Republicans in close congressional races are staying largely quiet on Obamacare and pre-existing conditions, with memories still fresh of their party’s deep losses in the 2018 midterms. But a handful are on the defensive — running ads echoing Trump’s claims that the GOP will protect people with pre-existing conditions with or without the ACA and putting a personal spin on their promises.
Colorado Sen. Cory Gardner aired a TV spot this week featuring his mother, a cancer survivor, praising her son for “guarantee[ing] coverage to people with pre existing conditions forever — no matter what happens to Obamacare.”
Gardner and other incumbent senators in tight races voted to repeal the ACA without a GOP alternative that would have paralleled those protections — something they don’t mention in their ads.
Additionally, the bill Gardner is referring to is just one page, and experts say it would not prevent insurers denying coverage to people with serious health conditions or guarantee a set of minimum health benefits should the ACA fall in court.
Ads from other vulnerable Senate Republicans who voted to repeal Obamacare without a clear replacement include similar testimonials based on their family experiences.
In one of Georgia Sen. David Perdue’s ads that ran in August, his sister talked about surviving cancer and touted Perdue’s belief that “health insurance should always cover pre-existing conditions for anyone, period.” She added: “Anyone who says otherwise doesn't know my big brother's heart.”
In a recent spot for Sen. Martha McSally (R-Ariz.), a brain cancer survivor, says: “She's fighting for what's right when it comes to pre-existing conditions and making sure everybody has access to health care.”
Biden’s plan to expand the law with a public option is creeping into campaign messaging even for Democratic challengers in conservative states. Back in when Congress was considering the ACA in 2009, the public option was considered too radical to enact.
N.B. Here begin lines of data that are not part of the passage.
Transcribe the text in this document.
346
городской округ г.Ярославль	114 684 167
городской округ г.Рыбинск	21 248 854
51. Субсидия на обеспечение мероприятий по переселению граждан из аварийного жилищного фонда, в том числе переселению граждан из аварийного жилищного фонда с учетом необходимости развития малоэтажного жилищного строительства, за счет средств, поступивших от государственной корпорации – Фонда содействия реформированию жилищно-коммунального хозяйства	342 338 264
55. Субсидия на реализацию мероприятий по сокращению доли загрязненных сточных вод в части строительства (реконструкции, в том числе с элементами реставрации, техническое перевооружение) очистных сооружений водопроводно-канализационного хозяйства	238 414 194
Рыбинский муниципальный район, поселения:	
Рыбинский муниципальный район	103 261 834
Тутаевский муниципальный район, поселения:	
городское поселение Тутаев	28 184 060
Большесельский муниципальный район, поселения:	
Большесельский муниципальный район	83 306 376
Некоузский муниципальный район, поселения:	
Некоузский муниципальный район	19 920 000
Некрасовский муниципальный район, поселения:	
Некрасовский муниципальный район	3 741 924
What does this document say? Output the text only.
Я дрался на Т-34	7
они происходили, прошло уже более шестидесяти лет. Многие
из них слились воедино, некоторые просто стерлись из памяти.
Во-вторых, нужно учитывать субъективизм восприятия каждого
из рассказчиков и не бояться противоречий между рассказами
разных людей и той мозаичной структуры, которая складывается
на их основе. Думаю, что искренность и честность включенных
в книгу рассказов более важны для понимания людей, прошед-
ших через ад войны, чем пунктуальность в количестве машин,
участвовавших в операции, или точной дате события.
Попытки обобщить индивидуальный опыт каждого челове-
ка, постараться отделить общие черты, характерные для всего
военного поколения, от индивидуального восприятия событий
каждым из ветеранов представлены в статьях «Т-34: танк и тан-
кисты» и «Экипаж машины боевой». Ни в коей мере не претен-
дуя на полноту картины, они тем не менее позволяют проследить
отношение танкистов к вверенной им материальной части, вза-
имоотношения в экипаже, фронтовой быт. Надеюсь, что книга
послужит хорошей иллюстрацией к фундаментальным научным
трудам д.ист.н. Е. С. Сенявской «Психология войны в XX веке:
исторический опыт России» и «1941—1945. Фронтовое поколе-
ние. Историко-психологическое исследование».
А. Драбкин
Now it’s become the Democratic plan to build on Obamacare, a mainstream alternative to the government-run Medicare for all favored by the Bernie Sanders progressive wing.
“People also know how health care costs have gone up over years, and they are concerned about maintaining lower costs — which is why people are looking at a public option,” said Jill Schupp, a Missouri state senator who’s running against Rep. Ann Wagner (R-Mo.).
Schupp said she’s not shying away from talking about the public option and that the messaging is resonating with voters — particularly as so many people are unemployed. Missouri recently voted to expand Medicaid under the ACA.
There’s no full picture yet of how well Obamacare’s private health insurance exchanges have acted as a safety net during the pandemic as millions of Americans lost their jobs and their insurance. New analysis of U.S. Census Bureau data shows that the individual market hasn’t changed much — and health plans worry they could even see a shrinkage during November’s open enrollment period if people can’t afford Obamacare’s high-deductible coverage.
Biden, even as he touted the ACA’s patient protections for coverage, raised the public option as a priority addition to Obamacare, so that “nobody, nobody in the United States of America would go without being able to get covered for what they need.”